Spicy Black Bean Burritos

2 cups (from 16-ounce bag) frozen vegetable combination (green beans, potatoes, onion and red pepper)
1 tablespoon water
1 (15-ounce) can black or pinto beans, rinsed, drained
2 teaspoons chili powder
1/4 teaspoon garlic powder
6 (8-inch) flour tortillas, warmed
1/4 pound (1 cup (4 ounces) cheese, shredded
Salsa, if desired
Sour Cream
  1. Place vegetables and 1 tablespoon water in 12-inch nonstick skillet. Cover; cook over medium-high heat, stirring occasionally, until vegetables are tender (3 to 4 minutes).
  2. Stir in beans, chili powder and garlic powder; continue cooking until heated through (1 to 2 minutes).
  3. To serve, spoon 1/2 cup bean mixture onto center of each warmed tortilla; sprinkle with about 2 tablespoons cheese. Fold two opposite edges of tortilla to center, overlapping edges. Fold remaining open end of tortilla toward opposite edge.
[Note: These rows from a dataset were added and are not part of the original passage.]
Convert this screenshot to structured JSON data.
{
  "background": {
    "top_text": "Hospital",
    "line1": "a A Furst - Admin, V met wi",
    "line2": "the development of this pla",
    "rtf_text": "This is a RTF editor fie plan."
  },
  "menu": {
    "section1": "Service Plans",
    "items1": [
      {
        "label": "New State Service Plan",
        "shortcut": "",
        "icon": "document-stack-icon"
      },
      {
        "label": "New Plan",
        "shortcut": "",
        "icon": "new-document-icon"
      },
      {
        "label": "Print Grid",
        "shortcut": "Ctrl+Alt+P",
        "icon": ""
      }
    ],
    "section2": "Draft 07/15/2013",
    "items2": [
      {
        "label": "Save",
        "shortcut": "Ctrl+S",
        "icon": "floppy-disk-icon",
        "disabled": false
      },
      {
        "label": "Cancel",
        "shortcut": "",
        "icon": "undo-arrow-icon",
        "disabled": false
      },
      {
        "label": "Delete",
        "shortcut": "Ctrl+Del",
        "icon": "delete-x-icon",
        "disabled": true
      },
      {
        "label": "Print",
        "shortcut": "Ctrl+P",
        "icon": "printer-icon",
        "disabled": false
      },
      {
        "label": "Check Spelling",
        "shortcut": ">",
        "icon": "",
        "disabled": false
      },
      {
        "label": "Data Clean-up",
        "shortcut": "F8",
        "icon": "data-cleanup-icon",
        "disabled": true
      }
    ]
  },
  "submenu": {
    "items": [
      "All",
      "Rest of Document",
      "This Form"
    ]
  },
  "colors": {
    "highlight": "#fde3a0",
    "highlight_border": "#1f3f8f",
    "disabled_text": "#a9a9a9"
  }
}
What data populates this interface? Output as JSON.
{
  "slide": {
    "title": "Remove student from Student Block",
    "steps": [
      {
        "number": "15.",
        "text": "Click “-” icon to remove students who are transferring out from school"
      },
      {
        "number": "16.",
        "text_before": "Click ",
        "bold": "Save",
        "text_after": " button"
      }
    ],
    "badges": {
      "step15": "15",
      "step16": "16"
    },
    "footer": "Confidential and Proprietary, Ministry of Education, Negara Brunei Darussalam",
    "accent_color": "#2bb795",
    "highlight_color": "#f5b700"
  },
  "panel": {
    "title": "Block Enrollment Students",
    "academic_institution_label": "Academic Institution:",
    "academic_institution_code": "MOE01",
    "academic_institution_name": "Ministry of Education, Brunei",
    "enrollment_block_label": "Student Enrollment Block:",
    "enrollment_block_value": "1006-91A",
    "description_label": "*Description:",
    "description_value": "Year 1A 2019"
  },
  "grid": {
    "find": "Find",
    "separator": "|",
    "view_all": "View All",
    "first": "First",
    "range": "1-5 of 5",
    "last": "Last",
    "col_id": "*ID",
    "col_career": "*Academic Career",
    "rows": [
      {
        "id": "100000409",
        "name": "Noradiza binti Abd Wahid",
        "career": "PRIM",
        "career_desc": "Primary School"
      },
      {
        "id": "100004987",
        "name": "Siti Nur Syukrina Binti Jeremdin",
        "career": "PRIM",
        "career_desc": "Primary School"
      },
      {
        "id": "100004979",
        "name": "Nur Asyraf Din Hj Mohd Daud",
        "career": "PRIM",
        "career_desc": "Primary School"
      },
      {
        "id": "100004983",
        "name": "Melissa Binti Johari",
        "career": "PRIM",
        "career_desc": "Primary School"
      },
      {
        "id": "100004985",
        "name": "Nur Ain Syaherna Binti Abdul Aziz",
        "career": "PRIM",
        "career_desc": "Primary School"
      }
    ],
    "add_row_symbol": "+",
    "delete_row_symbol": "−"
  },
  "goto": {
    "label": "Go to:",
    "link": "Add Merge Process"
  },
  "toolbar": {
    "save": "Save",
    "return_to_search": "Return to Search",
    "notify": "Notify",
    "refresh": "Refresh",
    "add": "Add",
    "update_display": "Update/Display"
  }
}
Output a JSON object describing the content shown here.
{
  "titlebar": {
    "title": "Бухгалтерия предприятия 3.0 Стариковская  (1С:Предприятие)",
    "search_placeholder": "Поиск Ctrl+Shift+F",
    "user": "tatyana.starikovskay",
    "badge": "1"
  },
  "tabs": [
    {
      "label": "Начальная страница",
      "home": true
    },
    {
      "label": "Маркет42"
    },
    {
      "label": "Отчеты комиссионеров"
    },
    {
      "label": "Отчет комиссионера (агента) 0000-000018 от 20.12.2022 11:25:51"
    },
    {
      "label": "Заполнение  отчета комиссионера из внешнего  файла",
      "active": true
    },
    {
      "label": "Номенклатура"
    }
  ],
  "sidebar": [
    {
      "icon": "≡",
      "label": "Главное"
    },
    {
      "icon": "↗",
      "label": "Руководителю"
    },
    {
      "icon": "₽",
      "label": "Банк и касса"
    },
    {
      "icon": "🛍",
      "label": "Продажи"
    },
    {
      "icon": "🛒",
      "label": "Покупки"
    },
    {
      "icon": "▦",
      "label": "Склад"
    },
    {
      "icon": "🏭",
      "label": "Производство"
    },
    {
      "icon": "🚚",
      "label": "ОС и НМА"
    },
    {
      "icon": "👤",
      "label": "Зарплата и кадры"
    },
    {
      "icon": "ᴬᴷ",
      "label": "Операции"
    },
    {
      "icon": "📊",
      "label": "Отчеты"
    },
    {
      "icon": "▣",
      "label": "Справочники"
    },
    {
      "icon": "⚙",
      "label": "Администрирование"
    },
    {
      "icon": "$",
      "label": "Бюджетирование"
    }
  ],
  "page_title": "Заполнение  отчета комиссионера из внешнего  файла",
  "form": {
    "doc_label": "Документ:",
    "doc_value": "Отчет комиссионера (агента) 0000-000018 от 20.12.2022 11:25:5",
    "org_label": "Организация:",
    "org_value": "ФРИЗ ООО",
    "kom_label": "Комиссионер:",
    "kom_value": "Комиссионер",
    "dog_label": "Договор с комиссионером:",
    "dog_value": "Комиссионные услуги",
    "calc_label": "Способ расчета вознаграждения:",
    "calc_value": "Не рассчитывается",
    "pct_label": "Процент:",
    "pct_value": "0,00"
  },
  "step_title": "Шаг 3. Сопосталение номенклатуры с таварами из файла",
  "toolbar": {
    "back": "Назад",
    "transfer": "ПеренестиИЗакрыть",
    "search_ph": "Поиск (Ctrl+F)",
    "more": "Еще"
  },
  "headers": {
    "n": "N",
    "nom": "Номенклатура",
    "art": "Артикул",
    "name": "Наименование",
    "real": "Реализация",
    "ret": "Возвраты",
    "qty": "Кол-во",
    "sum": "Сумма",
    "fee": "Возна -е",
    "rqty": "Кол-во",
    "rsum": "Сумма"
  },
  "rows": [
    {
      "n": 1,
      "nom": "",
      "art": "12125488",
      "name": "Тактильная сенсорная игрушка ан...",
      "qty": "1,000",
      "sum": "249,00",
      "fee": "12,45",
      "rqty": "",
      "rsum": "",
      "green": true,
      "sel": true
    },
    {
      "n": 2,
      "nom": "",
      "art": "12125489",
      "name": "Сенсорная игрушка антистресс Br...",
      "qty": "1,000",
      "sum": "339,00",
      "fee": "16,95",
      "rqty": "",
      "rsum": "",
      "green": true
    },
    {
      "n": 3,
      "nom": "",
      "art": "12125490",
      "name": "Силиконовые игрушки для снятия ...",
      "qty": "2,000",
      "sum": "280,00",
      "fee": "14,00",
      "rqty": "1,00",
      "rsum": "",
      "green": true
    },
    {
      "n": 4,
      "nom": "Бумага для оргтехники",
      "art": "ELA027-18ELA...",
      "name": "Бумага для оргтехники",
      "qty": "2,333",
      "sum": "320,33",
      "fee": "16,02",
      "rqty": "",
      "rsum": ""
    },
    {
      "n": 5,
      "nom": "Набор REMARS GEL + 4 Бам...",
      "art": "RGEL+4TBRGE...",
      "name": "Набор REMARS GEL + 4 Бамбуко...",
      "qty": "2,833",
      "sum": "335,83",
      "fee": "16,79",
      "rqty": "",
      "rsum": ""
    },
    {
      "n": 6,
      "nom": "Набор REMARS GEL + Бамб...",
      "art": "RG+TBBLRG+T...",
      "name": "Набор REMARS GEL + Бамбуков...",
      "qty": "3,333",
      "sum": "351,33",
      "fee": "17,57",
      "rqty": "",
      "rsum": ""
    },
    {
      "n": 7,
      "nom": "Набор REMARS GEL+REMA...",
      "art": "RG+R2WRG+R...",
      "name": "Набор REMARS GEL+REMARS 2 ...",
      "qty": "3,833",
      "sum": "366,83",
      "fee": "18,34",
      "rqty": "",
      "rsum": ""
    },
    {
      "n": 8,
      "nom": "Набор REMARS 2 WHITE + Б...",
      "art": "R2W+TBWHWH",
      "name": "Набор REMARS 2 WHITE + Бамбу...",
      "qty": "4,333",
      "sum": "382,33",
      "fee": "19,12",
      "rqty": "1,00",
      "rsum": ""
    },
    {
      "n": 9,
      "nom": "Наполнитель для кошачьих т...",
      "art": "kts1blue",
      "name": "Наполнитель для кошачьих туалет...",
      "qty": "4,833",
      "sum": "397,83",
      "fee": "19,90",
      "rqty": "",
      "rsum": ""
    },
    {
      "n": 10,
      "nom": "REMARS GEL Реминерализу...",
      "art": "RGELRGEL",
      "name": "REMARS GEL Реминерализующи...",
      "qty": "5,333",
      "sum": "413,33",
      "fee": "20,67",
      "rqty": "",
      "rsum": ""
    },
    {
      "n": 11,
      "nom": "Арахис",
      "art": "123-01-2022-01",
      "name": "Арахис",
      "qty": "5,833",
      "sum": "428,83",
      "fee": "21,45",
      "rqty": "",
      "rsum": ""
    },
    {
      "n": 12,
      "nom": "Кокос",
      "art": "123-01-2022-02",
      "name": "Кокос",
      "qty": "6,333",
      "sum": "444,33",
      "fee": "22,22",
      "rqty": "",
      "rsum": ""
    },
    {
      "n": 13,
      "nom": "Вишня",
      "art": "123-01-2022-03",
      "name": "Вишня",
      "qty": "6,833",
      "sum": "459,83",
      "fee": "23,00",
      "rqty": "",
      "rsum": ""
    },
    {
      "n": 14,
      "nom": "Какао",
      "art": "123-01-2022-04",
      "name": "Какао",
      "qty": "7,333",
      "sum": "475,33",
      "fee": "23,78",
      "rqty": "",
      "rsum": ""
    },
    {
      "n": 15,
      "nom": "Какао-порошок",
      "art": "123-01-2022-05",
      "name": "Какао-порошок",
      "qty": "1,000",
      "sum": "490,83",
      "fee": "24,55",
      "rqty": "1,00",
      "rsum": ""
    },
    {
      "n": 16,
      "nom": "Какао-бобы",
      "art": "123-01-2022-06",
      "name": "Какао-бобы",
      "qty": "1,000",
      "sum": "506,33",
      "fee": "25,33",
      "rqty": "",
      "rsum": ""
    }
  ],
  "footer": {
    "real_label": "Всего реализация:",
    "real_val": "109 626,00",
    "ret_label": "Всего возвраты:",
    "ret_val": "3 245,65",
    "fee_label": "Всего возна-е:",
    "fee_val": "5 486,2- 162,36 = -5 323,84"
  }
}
Serve with salsa and sour cream, if desired.

Makes 6 burritos.

Tip: To warm flour tortillas, wrap in damp paper towels and microwave on HIGH 10 to 15 seconds for each tortilla.

Make-Ahead Tip: Prepare and cook vegetable-bean mixture ahead of time. Cover; store refrigerated. At serving time, place bean mixture into microwave-safe bowl. cover with waxed paper. Microwave on MEDIUM (50%) power until heated through (1 to 2 minutes). Continue as directed above.